Durante il G20 di New Delhi appena conclusosi, fra la non sempre facile ricerca di un equilibrio globale capace di stabilizzare i rapporti di Stati Uniti ed Europa con Cina, India e Brasile, i cosiddetti emergenti, in merito, per esempio, alla guerra in Ucraina e anche ad altri dossier internazionali, si è tenuto un importante incontro bilaterale tra la premier Giorgia Meloni e il suo omologo cinese Li Qiang, (il presidente Xi Jinping era assente dal G20 presieduto dall’India). Il faccia a faccia del Presidente del Consiglio italiano con il premier della Repubblica popolare cinese si è rivelato molto significativo e ha destato l’attenzione dei media, non solo nostrani, perché in tale incontro l’Italia ha avuto modo di comunicare alla Cina la propria intenzione di abbandonare il progetto delineato dal Dragone e identificato a livello giornalistico come nuova Via della Seta, (in inglese, Belt and Road Initiative).
La Via della Seta consiste in una iniziativa strategica di Pechino che punta a potenziare i collegamenti commerciali della Cina con i Paesi euroasiatici, via terra e via mare. L’interesse cinese è o meglio, era focalizzato sull’utilizzo dei più importanti porti italiani, anzitutto Palermo e Trieste, (nella gestione del porto friulano vi è già una partecipazione di COSCO, compagnia statale cinese di spedizioni e logistica), ma anche Venezia e Genova. Tale obiettivo della Via della Seta aveva generato parecchi timori in Italia perché non si sarebbe trattato solo di agevolare una maggiore circolazione in Europa delle merci Made in China, ma il nostro Paese avrebbe rischiato di cedere, pericolosamente e ingenuamente, buona parte della propria sovranità sui porti nazionali alla Repubblica popolare cinese.

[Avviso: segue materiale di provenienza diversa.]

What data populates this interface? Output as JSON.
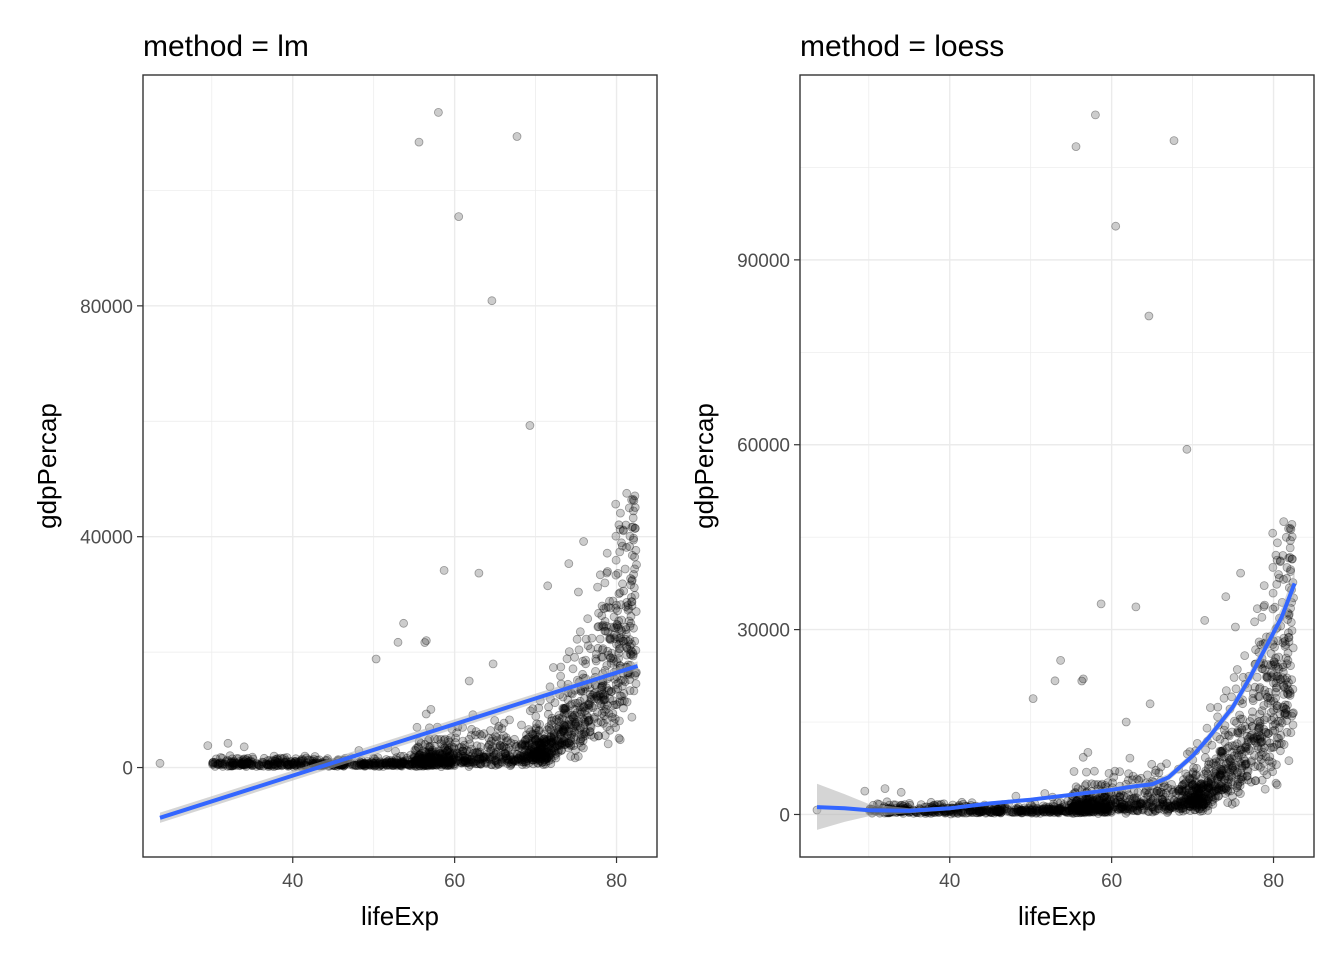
{
  "chart_data": [
    {
      "type": "scatter",
      "title": "method = lm",
      "xlabel": "lifeExp",
      "ylabel": "gdpPercap",
      "xlim": [
        21.5,
        85.0
      ],
      "ylim": [
        -15500,
        120000
      ],
      "xticks": [
        40,
        60,
        80
      ],
      "yticks": [
        0,
        40000,
        80000
      ],
      "grid": true,
      "legend": "none",
      "colors": {
        "points": "#000000",
        "fit": "#3366ff",
        "band": "#b3b3b3"
      },
      "outliers": [
        {
          "x": 55.6,
          "y": 108382
        },
        {
          "x": 58.0,
          "y": 113523
        },
        {
          "x": 67.7,
          "y": 109348
        },
        {
          "x": 60.5,
          "y": 95458
        },
        {
          "x": 64.6,
          "y": 80894
        },
        {
          "x": 69.3,
          "y": 59265
        },
        {
          "x": 23.6,
          "y": 731
        },
        {
          "x": 58.7,
          "y": 34167
        },
        {
          "x": 63.0,
          "y": 33693
        },
        {
          "x": 53.7,
          "y": 25000
        },
        {
          "x": 56.5,
          "y": 22000
        },
        {
          "x": 53.0,
          "y": 21700
        },
        {
          "x": 71.5,
          "y": 31500
        },
        {
          "x": 50.3,
          "y": 18800
        },
        {
          "x": 61.8,
          "y": 15000
        },
        {
          "x": 29.5,
          "y": 3800
        },
        {
          "x": 32.0,
          "y": 4200
        },
        {
          "x": 34.0,
          "y": 3600
        }
      ],
      "fit": {
        "method": "lm",
        "x": [
          23.6,
          82.6
        ],
        "y": [
          -8700,
          17600
        ],
        "se_lower": [
          -9600,
          16800
        ],
        "se_upper": [
          -7800,
          18400
        ]
      }
    },
    {
      "type": "scatter",
      "title": "method = loess",
      "xlabel": "lifeExp",
      "ylabel": "gdpPercap",
      "xlim": [
        21.5,
        85.0
      ],
      "ylim": [
        -6900,
        120000
      ],
      "xticks": [
        40,
        60,
        80
      ],
      "yticks": [
        0,
        30000,
        60000,
        90000
      ],
      "grid": true,
      "legend": "none",
      "colors": {
        "points": "#000000",
        "fit": "#3366ff",
        "band": "#b3b3b3"
      },
      "outliers": [
        {
          "x": 55.6,
          "y": 108382
        },
        {
          "x": 58.0,
          "y": 113523
        },
        {
          "x": 67.7,
          "y": 109348
        },
        {
          "x": 60.5,
          "y": 95458
        },
        {
          "x": 64.6,
          "y": 80894
        },
        {
          "x": 69.3,
          "y": 59265
        },
        {
          "x": 23.6,
          "y": 731
        },
        {
          "x": 58.7,
          "y": 34167
        },
        {
          "x": 63.0,
          "y": 33693
        },
        {
          "x": 53.7,
          "y": 25000
        },
        {
          "x": 56.5,
          "y": 22000
        },
        {
          "x": 53.0,
          "y": 21700
        },
        {
          "x": 71.5,
          "y": 31500
        },
        {
          "x": 50.3,
          "y": 18800
        },
        {
          "x": 61.8,
          "y": 15000
        },
        {
          "x": 29.5,
          "y": 3800
        },
        {
          "x": 32.0,
          "y": 4200
        },
        {
          "x": 34.0,
          "y": 3600
        }
      ],
      "fit": {
        "method": "loess",
        "x": [
          23.6,
          27,
          30,
          35,
          40,
          45,
          50,
          55,
          60,
          63,
          65,
          67,
          70,
          72,
          75,
          77,
          79,
          81,
          82.6
        ],
        "y": [
          1200,
          1000,
          700,
          600,
          1000,
          1800,
          2400,
          3200,
          4000,
          4600,
          4900,
          6000,
          9500,
          12500,
          17500,
          22000,
          27000,
          32000,
          37500
        ],
        "se_lower": [
          -2500,
          -1200,
          -300,
          200,
          700,
          1500,
          2100,
          2900,
          3600,
          4100,
          4400,
          5400,
          8900,
          11800,
          16700,
          21000,
          25700,
          30500,
          35500
        ],
        "se_upper": [
          5000,
          3300,
          1700,
          1000,
          1300,
          2100,
          2700,
          3500,
          4400,
          5100,
          5400,
          6600,
          10100,
          13200,
          18300,
          23000,
          28300,
          33500,
          39500
        ]
      }
    }
  ]
}
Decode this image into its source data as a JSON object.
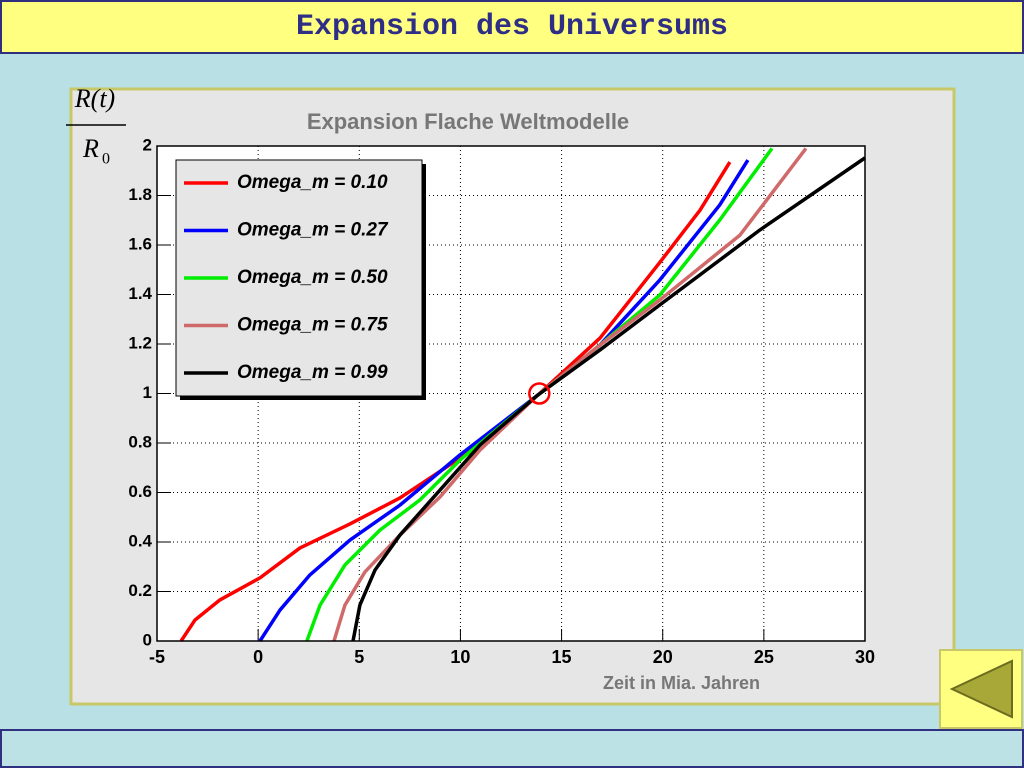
{
  "header": {
    "title": "Expansion des Universums"
  },
  "chart_data": {
    "type": "line",
    "title": "Expansion Flache Weltmodelle",
    "xlabel": "Zeit in Mia. Jahren",
    "ylabel_numerator": "R(t)",
    "ylabel_denominator": "R",
    "ylabel_denominator_subscript": "0",
    "xlim": [
      -5,
      30
    ],
    "ylim": [
      0,
      2
    ],
    "xticks": [
      -5,
      0,
      5,
      10,
      15,
      20,
      25,
      30
    ],
    "yticks": [
      0,
      0.2,
      0.4,
      0.6,
      0.8,
      1,
      1.2,
      1.4,
      1.6,
      1.8,
      2
    ],
    "grid": true,
    "legend": "upper left",
    "series": [
      {
        "name": "Omega_m = 0.10",
        "color": "#ff0000",
        "x": [
          -3.81,
          -3.12,
          -1.89,
          0.09,
          2.07,
          4.54,
          7.01,
          9.98,
          13.83,
          16.9,
          19.86,
          21.84,
          23.32
        ],
        "values": [
          0,
          0.085,
          0.166,
          0.255,
          0.376,
          0.473,
          0.578,
          0.739,
          0.994,
          1.224,
          1.53,
          1.74,
          1.935
        ]
      },
      {
        "name": "Omega_m = 0.27",
        "color": "#0000ff",
        "x": [
          0.09,
          1.08,
          2.56,
          4.54,
          7.01,
          9.98,
          13.83,
          16.9,
          19.86,
          22.82,
          24.21
        ],
        "values": [
          0,
          0.125,
          0.267,
          0.408,
          0.549,
          0.752,
          0.994,
          1.196,
          1.459,
          1.762,
          1.943
        ]
      },
      {
        "name": "Omega_m = 0.50",
        "color": "#00ee00",
        "x": [
          2.41,
          3.06,
          4.29,
          6.02,
          8.0,
          9.98,
          13.83,
          16.9,
          19.86,
          22.82,
          25.4
        ],
        "values": [
          0,
          0.145,
          0.307,
          0.448,
          0.57,
          0.731,
          0.994,
          1.196,
          1.398,
          1.701,
          1.99
        ]
      },
      {
        "name": "Omega_m = 0.75",
        "color": "#d06a6a",
        "x": [
          3.75,
          4.29,
          5.28,
          7.01,
          8.99,
          10.97,
          13.83,
          16.9,
          19.86,
          23.82,
          27.08
        ],
        "values": [
          0,
          0.145,
          0.279,
          0.428,
          0.582,
          0.772,
          0.994,
          1.196,
          1.378,
          1.64,
          1.99
        ]
      },
      {
        "name": "Omega_m = 0.99",
        "color": "#000000",
        "x": [
          4.69,
          5.03,
          5.78,
          7.01,
          8.99,
          10.97,
          13.83,
          16.9,
          19.86,
          24.81,
          30
        ],
        "values": [
          0,
          0.145,
          0.287,
          0.428,
          0.61,
          0.792,
          0.994,
          1.176,
          1.358,
          1.661,
          1.952
        ]
      }
    ],
    "marker": {
      "x": 13.9,
      "y": 1,
      "color": "#ff0000"
    }
  }
}
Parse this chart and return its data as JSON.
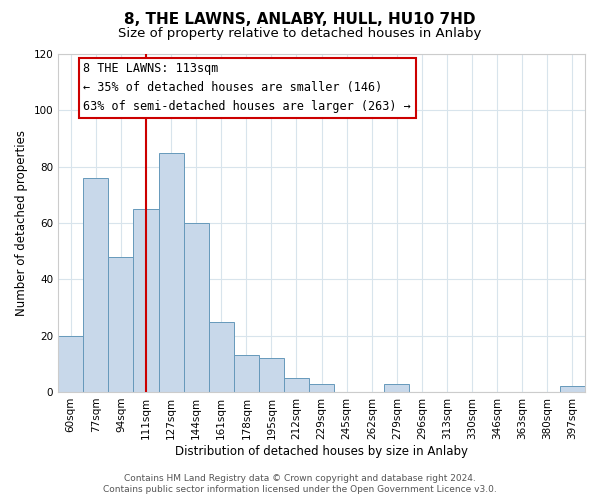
{
  "title": "8, THE LAWNS, ANLABY, HULL, HU10 7HD",
  "subtitle": "Size of property relative to detached houses in Anlaby",
  "xlabel": "Distribution of detached houses by size in Anlaby",
  "ylabel": "Number of detached properties",
  "bar_labels": [
    "60sqm",
    "77sqm",
    "94sqm",
    "111sqm",
    "127sqm",
    "144sqm",
    "161sqm",
    "178sqm",
    "195sqm",
    "212sqm",
    "229sqm",
    "245sqm",
    "262sqm",
    "279sqm",
    "296sqm",
    "313sqm",
    "330sqm",
    "346sqm",
    "363sqm",
    "380sqm",
    "397sqm"
  ],
  "bar_values": [
    20,
    76,
    48,
    65,
    85,
    60,
    25,
    13,
    12,
    5,
    3,
    0,
    0,
    3,
    0,
    0,
    0,
    0,
    0,
    0,
    2
  ],
  "bar_color": "#c8d8ea",
  "bar_edge_color": "#6699bb",
  "vline_x_idx": 3,
  "vline_color": "#cc0000",
  "annotation_line1": "8 THE LAWNS: 113sqm",
  "annotation_line2": "← 35% of detached houses are smaller (146)",
  "annotation_line3": "63% of semi-detached houses are larger (263) →",
  "annotation_box_facecolor": "white",
  "annotation_box_edgecolor": "#cc0000",
  "ylim": [
    0,
    120
  ],
  "yticks": [
    0,
    20,
    40,
    60,
    80,
    100,
    120
  ],
  "grid_color": "#d8e4ec",
  "footer_line1": "Contains HM Land Registry data © Crown copyright and database right 2024.",
  "footer_line2": "Contains public sector information licensed under the Open Government Licence v3.0.",
  "title_fontsize": 11,
  "subtitle_fontsize": 9.5,
  "label_fontsize": 8.5,
  "tick_fontsize": 7.5,
  "annotation_fontsize": 8.5,
  "footer_fontsize": 6.5
}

La Cina avrebbe utilizzato come proprie, trasformandole quasi in exclavi, le infrastrutture portuali italiane e si sa, quando una cosa ti appartiene la difendi con forme organizzate di protezione e con le armi, quindi, ci saremmo potuti svegliare un giorno con i maggiori porti della Penisola presidiati da forze di sicurezza e navi militari cinesi. La premier Giorgia Meloni e il Governo italiano hanno valutato appieno l’entità della posta in gioco e dei rischi, e hanno impedito, appena in tempo, che l’Italia si incamminasse verso una strada pericolosa. Durante il bilaterale con il suo omologo cinese Li Qiang, il Presidente del Consiglio ha riparato uno dei tanti danni provocati dalle imprudenti politiche di Giuseppe Conte, il quale, al tempo del suo primo governo, fu artefice della adesione italiana alla Via della Seta promossa da Pechino, (unico premier fra i suoi colleghi del G7, si badi bene, ad assumere una decisione simile).
Quasi sicuramente, non si trattò solo di imprudenza o ingenuità da parte di Conte, bensì la scelta di abbracciare la Belt and Road Initiative disegnata dal regime di Xi Jinping fu perlopiù consapevole. Giuseppe Conte, sia in qualità di numero uno di Palazzo Chigi che come leader del Movimento 5 Stelle, ha sempre dimostrato di avere, per così dire, una sorta di occhio di riguardo per tutto ciò che si contrappone all’Occidente, dalla Cina comunista alla Russia di Vladimir Putin e sino ad arrivare all’Iran degli ayatollah, senza sforzarsi neppure di mascherare tale sentimento.
L’ex avvocato del popolo di Volturara Appula si ritrova costantemente schierato in maniera diversa rispetto alle democrazie occidentali, come sta accadendo ora in merito al supporto da fornire all’Ucraina, che deve proseguire perlomeno sino a quando la Russia non cesserà la propria aggressione militare ai danni di Kiev. Tornando alla Cina, è evidente che l’Occidente tutto, dagli Usa all’Europa, non possa ignorarne il peso globale, infatti, per esempio, l’Italia a guida Meloni si allontana dalle insidie della Via della Seta e preferisce un normale e più sicuro partenariato economico con Pechino, ma un conto è la realpolitik, già emersa ai tempi di Richard Nixon e Henry Kissinger, un altro, è la svendita di porzioni di sovranità a un gigante caratterizzato da poche luci e molte ombre.